Not really, just because he thinks we give too much power to europe does not mean he can't acknowledge they made a good decision to correct a mistake....
Personally I think we are better in the EU than out, but we need people like him as our MEP's, people who would protect the rights of Citizens, unlike the majority of our MP's who don't seem to care about the rights of citizens, when you have people with as little sense as Theresa May having so much power, it is very very scary...
> The EU does something useful.
Yes yes yes, but BESIDES trying to curb Spanish overfishing, remove customs, kill roaming charges, get rid of "charger hell" on cellphones, defending net neutrality and outlawing throttling, enforce medical trial transparency, stop money laundering, make war in Europe impossible, and strike down Holland's attempt to EU-wide outlaw porn, WHAT HAS THE EU EVER DONE FOR US?
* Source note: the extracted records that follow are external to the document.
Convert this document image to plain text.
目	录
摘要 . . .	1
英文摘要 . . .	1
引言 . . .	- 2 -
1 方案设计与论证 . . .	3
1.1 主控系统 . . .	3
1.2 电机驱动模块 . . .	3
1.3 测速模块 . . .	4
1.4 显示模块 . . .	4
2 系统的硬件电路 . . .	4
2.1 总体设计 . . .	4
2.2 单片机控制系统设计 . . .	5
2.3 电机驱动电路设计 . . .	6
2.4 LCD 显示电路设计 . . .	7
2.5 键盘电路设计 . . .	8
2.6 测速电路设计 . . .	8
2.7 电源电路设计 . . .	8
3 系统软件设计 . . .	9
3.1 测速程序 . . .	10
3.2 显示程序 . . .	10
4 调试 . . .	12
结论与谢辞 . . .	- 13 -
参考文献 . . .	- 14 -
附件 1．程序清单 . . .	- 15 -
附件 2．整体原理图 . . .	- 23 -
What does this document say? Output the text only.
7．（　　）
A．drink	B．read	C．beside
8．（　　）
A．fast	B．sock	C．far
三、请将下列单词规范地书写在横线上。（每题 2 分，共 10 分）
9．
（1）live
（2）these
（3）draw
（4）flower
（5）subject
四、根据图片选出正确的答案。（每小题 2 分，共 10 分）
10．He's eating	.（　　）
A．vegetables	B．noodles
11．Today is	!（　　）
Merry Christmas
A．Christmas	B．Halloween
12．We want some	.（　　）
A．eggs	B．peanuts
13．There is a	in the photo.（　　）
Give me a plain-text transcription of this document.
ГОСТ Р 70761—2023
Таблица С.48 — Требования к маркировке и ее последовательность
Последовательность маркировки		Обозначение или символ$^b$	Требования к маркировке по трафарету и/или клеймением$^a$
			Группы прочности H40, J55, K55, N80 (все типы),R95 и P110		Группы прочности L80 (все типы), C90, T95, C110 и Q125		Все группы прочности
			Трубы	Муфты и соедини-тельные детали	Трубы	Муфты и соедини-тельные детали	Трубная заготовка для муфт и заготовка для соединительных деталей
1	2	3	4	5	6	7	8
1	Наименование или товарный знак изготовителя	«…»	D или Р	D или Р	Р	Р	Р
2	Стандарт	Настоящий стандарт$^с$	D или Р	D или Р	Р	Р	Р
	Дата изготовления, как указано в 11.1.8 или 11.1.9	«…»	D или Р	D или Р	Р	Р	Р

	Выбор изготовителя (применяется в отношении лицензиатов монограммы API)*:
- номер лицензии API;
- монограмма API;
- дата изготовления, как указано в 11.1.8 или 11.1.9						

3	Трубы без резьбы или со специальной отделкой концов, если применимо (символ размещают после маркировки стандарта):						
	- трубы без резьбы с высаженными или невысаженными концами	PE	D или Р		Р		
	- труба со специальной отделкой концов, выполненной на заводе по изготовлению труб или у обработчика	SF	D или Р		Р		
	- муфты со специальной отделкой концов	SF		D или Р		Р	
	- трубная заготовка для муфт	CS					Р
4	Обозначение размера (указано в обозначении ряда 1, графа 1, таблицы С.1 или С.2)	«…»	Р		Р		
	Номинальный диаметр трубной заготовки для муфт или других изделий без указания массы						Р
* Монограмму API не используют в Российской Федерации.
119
> Outlawed sex discrimination in employment terms and conditions including pay and pensions.
The Sex Discrimination Act 1975
The Equal Pay (Amendment) Regulations 1983
The Sex Discrimination Act 1986
The Sex Discrimination and Equal Pay (Offshore Employment) Order 1987
All pre-dated the EU (Maastricht Treaty 1993)
And where did those laws come from? That's right - the EU. Article 119 of the 1957 Treaty of Rome. "Each Member State shall during the first stage ensure and subsequently maintain the application of the principle that men and women should receive equal pay for equal work."
We signed up in 1972 not in 1993. From that date on, thanks to the European Communities Act 1972 s 2(1) all our courts were obliged to enforce domestically ALL Treaty provisions and CJEU rulings on non-discrimination, and hold the state itself liable where it had failed to implement directives.
http://www.legislation.gov.uk/ukpga/1972/68/section/2
http://www.hri.org/docs/Rome57/Part3Title08.html#Art119
> We signed up in 1972 not in 1993
We signed up to the Economic European Community (EEC) in 1972.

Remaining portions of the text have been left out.